Females: $15 each Day Old Chicks.
Males: $5 each Day Old Chicks.
Hatching Eggs: This year we will only have chicks only of this breed, but see our designers below if you're looking for color.
Sometimes we have birds that are older. Check with us.
These are BLUE and GREEN egg layers!
Our Designer Birds are Hybrids between a Cream Legbar Rooster and another hen that lays a brown or white egg. Right now we have our Cream Legbar rooster with the White Leghorn to make the hybrid called White Sapphire. We also have them with a Welsummer hybrid who lays green to produce light mint green, a Barred Rock to produce a sage green, a Polish to produce a cute looking blue egg layer and a Cuckoo Marans to produce a green with brown speckles.
Cream Legbars are BLUE EGG LAYERS. The roosters carry the dominant gene for blue eggs.

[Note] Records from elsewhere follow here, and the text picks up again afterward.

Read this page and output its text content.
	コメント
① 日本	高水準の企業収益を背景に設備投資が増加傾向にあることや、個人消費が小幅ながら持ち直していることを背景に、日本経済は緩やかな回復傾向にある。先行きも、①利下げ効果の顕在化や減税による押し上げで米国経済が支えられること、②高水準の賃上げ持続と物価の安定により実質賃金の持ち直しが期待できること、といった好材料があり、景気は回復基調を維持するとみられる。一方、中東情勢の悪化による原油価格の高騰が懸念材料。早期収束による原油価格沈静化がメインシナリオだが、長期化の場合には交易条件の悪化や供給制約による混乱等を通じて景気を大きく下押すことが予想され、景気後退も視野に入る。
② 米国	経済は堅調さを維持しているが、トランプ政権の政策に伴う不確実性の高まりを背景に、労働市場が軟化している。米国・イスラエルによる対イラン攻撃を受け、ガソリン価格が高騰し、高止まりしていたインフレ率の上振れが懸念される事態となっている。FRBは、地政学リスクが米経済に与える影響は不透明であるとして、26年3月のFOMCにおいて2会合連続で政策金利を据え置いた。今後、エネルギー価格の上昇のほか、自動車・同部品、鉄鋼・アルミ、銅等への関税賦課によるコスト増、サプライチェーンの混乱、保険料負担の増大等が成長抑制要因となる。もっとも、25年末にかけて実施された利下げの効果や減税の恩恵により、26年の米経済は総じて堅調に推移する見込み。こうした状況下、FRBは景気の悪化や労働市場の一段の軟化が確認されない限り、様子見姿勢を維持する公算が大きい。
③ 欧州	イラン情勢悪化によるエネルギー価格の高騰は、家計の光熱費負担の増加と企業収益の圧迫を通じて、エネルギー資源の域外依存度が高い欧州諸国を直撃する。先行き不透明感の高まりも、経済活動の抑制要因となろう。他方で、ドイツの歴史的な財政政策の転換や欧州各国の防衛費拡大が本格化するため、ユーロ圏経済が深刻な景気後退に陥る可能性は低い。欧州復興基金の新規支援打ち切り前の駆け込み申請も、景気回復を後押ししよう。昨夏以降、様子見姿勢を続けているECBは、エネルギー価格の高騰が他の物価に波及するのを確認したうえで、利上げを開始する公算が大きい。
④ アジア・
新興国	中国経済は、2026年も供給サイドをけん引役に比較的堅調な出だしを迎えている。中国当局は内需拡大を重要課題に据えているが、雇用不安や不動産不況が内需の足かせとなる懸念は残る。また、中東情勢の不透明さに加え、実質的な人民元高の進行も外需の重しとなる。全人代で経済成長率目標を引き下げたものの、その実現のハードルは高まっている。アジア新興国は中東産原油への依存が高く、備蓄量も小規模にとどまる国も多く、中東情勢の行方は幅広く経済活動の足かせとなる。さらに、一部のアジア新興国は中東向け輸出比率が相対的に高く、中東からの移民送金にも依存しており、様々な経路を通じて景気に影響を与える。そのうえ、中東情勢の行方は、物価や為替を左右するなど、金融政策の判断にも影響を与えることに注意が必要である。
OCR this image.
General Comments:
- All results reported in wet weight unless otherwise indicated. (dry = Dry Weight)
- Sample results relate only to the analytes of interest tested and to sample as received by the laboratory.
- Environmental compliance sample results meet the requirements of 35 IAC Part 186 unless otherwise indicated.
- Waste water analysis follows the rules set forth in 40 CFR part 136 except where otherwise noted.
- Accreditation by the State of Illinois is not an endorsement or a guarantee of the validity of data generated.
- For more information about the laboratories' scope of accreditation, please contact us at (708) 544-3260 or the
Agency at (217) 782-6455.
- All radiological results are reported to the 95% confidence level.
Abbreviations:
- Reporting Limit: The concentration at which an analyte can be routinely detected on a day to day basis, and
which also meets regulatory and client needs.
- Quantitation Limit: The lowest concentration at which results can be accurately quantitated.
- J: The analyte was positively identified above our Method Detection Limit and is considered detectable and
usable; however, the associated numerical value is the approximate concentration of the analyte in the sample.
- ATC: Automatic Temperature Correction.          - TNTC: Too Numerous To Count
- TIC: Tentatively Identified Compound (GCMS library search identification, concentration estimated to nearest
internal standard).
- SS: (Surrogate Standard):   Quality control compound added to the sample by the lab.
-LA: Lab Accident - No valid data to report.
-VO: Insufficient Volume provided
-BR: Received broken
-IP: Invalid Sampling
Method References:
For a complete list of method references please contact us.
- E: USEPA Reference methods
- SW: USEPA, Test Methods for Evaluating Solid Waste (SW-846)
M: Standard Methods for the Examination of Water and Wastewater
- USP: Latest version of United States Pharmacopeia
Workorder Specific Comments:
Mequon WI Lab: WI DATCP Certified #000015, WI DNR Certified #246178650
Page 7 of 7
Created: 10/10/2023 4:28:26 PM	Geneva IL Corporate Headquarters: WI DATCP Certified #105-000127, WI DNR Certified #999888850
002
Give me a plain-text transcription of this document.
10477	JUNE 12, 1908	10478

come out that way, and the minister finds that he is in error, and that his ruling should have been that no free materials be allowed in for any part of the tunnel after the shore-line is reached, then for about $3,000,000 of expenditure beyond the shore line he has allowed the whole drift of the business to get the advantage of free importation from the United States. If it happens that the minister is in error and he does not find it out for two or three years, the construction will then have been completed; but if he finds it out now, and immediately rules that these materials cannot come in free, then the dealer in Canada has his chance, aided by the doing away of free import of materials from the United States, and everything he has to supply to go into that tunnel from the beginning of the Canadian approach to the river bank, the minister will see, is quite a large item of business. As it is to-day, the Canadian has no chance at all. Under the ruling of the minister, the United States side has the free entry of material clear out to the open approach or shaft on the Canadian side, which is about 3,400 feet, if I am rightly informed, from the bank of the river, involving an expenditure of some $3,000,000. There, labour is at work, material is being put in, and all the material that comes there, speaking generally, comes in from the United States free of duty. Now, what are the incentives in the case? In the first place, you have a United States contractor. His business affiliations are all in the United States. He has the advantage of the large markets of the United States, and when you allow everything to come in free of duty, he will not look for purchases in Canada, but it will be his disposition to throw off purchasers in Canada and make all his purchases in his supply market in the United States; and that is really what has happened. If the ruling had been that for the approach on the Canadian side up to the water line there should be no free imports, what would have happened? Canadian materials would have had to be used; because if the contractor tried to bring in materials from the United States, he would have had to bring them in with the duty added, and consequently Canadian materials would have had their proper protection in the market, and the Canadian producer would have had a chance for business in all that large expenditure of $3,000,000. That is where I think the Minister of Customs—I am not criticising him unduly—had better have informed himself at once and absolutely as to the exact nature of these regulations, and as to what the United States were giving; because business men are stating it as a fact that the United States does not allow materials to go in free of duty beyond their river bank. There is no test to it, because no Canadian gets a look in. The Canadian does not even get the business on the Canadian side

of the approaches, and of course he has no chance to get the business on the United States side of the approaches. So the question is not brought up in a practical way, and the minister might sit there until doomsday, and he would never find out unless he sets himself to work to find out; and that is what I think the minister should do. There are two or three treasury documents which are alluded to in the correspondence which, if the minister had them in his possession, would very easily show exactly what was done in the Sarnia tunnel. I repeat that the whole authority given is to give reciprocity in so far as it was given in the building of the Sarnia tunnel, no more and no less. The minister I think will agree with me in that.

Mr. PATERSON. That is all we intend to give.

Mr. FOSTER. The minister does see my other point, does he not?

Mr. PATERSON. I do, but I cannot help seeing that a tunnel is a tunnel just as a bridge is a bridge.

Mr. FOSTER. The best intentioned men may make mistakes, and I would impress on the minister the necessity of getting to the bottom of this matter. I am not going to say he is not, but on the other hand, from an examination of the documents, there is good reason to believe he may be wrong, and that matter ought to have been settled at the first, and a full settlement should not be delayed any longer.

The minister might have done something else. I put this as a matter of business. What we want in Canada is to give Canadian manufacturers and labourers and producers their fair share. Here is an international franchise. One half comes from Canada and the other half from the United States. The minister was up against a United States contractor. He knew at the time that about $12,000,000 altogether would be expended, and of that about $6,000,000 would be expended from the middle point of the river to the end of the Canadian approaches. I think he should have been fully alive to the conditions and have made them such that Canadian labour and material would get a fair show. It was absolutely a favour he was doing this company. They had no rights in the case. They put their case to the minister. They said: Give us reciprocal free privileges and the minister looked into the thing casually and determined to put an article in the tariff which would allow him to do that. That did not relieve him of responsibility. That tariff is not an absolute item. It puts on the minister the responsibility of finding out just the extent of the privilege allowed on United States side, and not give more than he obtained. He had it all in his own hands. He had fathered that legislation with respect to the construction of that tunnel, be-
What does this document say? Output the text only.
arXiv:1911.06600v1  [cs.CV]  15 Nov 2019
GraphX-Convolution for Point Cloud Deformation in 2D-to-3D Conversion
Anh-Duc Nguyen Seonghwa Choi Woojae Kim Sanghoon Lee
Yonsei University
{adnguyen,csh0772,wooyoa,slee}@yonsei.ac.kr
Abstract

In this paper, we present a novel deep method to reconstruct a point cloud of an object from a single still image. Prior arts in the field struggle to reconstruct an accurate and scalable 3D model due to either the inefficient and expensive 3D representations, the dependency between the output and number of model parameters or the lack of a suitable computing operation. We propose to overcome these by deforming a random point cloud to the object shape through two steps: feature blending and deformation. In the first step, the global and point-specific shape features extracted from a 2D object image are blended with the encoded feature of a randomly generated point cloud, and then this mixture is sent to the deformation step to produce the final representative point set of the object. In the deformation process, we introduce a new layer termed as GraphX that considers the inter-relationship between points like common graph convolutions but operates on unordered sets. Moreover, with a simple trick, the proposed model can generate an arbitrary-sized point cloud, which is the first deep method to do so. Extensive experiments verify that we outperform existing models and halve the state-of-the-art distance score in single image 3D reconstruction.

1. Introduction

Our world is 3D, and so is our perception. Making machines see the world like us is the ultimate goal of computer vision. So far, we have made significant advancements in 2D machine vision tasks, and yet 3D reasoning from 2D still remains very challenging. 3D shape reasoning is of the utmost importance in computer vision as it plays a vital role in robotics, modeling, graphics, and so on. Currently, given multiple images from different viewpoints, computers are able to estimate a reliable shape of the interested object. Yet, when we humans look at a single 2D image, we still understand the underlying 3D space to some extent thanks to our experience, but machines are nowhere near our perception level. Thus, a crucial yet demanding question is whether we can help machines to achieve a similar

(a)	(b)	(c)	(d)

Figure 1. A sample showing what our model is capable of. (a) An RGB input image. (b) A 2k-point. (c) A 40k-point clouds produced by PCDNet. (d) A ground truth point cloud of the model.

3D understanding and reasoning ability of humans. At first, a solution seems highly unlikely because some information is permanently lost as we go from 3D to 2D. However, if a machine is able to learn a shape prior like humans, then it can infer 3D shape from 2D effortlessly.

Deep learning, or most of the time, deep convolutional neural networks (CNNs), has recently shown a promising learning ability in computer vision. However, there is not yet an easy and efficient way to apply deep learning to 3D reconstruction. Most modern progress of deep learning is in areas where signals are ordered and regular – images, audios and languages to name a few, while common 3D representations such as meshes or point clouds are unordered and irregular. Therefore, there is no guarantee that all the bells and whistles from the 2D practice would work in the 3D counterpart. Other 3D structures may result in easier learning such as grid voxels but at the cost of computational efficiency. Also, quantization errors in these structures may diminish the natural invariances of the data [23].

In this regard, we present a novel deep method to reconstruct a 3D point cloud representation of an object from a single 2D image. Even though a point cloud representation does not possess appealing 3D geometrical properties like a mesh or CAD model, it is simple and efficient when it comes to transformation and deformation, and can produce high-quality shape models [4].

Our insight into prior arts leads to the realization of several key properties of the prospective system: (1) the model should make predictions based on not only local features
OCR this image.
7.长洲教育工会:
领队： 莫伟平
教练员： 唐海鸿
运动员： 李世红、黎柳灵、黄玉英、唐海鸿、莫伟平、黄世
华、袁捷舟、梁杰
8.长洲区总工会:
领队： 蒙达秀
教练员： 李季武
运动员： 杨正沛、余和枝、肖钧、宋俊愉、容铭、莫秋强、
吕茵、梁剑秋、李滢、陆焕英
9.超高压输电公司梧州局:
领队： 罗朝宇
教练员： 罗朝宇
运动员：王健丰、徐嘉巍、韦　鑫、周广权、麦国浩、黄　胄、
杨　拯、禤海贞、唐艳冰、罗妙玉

This means that the normal white layer when mated with the rooster will produce chicks with the blue egg laying gene. Meaning the hen chicks will mature and 100% of them for the first generation will give you blue eggs. For the second generation it would depend on your rooster. If you had a Cream Legbar or an Ameraucana rooster the next generation would be again blue layers. If mated with a white layer rooster you would have 50% white egg layers in the second generation and 50% blue. If mated with a brown layer you would have 50% brown and 50% green. Yes, Green! the brown and blue tints mix when in the ovary duct and make green. The depth of green can be more intense depending on the hen. Why have a hybrid? Many times hybrids will give you a better vigor for laying ability and health, but this is also how one can play with egg color to get a full variety in color. Plus, isnt playing with chicken genetics the way new breeds are born? I love experimental creativity.
Straight Run: $8 each Day Old Chicks.